Yes, it is easier to believe the reason we are not earning as much as we’d hoped to is the economy, the competitive nature of our industry or market, or that we’re forced to work with clients who just don’t get what we do and therefore aren’t willing to pay us what we are worth. But it’s simply not the case.
Work isn’t free. Ever.
This is especially true when you don’t even charge the client for it. (At least for the most part.)
There’s absolutely no value in doing work for free, not even “for the exposure” although a lot of people continue to fall into this trap anyway. Yet many of us give our work away far too often only to be left high and dry wondering if there’s ever going to be any hope of monetizing our business-related activities.
It should be common sense that if you do work for a client (any work, for any client), eventually you’ll get paid for it. Payment may not always be in dollars, but there needs to be payment for a value exchange to take place.
No matter how much or how little it puts into your bank account, it’s almost always a matter of how you charge and on what basis you do it. While there may be differences of opinion in terms of what is the right way to charge, what we can all agree on is doing it wrong leads to unwanted and uncomfortable situations between you and your clients.

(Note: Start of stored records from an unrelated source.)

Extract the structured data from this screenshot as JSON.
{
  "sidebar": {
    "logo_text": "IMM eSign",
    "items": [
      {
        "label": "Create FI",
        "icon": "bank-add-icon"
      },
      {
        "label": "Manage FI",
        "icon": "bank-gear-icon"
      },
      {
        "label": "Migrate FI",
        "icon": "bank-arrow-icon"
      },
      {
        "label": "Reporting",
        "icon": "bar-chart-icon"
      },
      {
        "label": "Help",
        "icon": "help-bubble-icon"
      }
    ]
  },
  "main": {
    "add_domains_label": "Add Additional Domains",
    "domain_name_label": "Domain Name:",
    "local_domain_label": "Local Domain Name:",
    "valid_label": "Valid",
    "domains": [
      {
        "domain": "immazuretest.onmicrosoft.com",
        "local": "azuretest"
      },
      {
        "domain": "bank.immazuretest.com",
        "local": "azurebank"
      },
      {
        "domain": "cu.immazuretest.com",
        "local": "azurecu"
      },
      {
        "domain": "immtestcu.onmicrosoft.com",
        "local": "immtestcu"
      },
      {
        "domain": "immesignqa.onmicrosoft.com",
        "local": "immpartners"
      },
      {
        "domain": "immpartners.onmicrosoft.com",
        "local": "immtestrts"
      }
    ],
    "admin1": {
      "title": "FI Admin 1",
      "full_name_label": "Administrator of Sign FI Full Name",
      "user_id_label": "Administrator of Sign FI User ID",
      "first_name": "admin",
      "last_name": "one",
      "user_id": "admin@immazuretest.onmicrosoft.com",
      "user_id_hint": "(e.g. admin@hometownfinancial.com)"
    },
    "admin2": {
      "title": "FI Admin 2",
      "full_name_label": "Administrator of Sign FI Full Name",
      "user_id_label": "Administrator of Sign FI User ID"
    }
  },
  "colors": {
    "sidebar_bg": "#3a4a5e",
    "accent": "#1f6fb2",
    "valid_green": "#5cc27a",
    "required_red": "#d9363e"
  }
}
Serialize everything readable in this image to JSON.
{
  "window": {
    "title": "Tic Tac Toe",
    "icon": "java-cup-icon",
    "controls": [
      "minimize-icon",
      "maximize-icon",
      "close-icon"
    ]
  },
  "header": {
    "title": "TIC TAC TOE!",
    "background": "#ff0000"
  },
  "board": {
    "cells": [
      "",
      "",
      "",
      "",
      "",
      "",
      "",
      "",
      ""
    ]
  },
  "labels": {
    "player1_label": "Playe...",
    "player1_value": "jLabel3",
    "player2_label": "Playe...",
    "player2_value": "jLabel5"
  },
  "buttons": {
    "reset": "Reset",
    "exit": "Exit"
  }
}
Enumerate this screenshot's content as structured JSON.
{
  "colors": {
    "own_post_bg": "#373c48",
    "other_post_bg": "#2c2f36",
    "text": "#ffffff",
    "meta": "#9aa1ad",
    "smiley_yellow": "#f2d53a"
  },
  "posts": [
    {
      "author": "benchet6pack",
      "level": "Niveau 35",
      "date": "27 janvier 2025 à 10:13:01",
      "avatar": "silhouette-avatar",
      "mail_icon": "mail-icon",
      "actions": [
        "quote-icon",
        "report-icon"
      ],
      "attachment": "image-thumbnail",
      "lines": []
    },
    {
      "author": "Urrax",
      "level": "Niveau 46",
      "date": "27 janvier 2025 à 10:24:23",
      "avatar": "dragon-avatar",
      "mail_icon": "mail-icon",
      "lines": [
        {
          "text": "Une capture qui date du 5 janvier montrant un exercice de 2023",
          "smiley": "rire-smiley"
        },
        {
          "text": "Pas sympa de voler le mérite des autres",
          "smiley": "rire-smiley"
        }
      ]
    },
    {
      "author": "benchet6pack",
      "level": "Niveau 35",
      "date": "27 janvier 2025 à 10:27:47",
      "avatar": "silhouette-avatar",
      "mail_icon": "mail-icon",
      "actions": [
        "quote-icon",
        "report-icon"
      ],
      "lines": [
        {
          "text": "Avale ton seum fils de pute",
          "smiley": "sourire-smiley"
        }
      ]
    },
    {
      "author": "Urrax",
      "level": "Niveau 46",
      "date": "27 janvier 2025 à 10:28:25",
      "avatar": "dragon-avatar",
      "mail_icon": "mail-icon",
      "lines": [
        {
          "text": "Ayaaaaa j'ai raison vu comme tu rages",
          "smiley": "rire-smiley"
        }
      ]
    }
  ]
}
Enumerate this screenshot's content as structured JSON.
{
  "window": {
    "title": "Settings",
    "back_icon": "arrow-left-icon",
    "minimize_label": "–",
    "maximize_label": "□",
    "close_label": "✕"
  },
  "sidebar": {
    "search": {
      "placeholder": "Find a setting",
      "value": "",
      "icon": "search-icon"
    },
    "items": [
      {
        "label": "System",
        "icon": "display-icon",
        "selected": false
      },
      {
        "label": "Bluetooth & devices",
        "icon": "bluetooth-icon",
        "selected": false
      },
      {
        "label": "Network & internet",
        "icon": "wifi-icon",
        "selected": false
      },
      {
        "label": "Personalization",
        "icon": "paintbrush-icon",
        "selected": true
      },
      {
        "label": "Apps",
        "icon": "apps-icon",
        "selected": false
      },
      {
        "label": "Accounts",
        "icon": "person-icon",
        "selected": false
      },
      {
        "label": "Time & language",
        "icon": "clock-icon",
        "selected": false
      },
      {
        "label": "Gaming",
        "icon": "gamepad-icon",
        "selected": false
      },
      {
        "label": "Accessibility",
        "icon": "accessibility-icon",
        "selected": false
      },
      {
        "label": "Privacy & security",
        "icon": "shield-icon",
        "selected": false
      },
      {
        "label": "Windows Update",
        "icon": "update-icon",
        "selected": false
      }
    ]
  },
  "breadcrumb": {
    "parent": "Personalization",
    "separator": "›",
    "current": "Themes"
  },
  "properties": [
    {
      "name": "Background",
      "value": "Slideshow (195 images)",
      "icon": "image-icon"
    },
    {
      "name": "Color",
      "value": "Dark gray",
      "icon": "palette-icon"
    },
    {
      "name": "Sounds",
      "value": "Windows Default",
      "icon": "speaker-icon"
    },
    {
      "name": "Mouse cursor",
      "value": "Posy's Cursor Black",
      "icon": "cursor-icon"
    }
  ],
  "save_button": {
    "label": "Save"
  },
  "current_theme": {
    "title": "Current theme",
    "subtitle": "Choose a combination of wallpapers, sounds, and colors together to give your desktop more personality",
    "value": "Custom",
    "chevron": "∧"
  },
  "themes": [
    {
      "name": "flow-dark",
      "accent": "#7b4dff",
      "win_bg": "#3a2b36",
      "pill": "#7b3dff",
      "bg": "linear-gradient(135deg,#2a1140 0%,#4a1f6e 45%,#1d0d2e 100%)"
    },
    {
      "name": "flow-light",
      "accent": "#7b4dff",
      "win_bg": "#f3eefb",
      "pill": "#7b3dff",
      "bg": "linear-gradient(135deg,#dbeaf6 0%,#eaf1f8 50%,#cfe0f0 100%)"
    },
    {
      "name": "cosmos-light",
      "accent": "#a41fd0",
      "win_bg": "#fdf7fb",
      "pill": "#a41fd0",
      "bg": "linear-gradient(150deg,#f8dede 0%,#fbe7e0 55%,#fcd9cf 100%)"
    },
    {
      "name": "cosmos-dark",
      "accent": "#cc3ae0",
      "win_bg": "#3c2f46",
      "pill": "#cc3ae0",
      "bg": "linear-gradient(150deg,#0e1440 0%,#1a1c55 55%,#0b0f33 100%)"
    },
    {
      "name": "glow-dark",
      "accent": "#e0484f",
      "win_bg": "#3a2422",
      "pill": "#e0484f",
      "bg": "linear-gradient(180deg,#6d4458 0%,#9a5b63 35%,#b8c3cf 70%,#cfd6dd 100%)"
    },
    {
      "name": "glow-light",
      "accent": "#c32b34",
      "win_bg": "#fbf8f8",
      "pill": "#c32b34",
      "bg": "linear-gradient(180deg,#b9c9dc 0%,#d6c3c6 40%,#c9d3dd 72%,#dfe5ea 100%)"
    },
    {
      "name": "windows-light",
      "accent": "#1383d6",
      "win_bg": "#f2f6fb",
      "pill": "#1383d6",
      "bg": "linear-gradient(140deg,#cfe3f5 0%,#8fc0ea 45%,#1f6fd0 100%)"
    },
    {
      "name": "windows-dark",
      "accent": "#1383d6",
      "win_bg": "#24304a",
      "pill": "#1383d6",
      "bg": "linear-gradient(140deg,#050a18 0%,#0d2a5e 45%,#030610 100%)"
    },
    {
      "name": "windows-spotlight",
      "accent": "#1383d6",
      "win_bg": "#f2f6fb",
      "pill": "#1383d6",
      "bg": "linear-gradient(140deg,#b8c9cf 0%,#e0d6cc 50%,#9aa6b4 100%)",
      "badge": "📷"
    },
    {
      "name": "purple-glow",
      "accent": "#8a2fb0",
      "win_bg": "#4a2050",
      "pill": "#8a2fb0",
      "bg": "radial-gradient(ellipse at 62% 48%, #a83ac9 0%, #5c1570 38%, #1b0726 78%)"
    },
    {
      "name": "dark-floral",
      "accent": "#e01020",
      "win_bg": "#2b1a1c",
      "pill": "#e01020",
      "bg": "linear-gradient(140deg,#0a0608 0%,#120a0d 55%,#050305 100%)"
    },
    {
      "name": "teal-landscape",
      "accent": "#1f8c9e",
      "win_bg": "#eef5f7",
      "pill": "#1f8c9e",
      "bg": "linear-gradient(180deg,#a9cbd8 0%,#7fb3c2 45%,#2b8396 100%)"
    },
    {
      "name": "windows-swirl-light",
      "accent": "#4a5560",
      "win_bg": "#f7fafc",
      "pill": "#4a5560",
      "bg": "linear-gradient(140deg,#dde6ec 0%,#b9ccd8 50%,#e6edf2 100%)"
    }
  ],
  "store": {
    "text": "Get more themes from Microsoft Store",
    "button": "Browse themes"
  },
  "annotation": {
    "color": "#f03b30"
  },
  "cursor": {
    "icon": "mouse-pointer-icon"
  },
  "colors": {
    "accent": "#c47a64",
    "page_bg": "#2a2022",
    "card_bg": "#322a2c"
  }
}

Most people start their service business with an unrealistic fantasy of working few and flexible hours supporting long-term clients on interesting projects for which they are well paid (and possibly obscenely well paid). But, what they typically end up with is long hours, clients from hell, and barely enough income to pay the bills (if they are that lucky). And then they’ll say to me, “I know I should be charging more than I do but…”
There are all kinds of reasons entrepreneurs tend to offer free services and low prices hoping to attract new clients. But, this strategy historically brings you the wrong kind of clients.
In fact, lowering your rates and underpricing your services does both you and your business serious harm. Possibly even more harm than working for free! It’s one of the most common ways you cheat yourself out of what you deserve to be paid for your work and professional services.
Stop this madness! It’s a fast path to emotional and financial bankruptcy.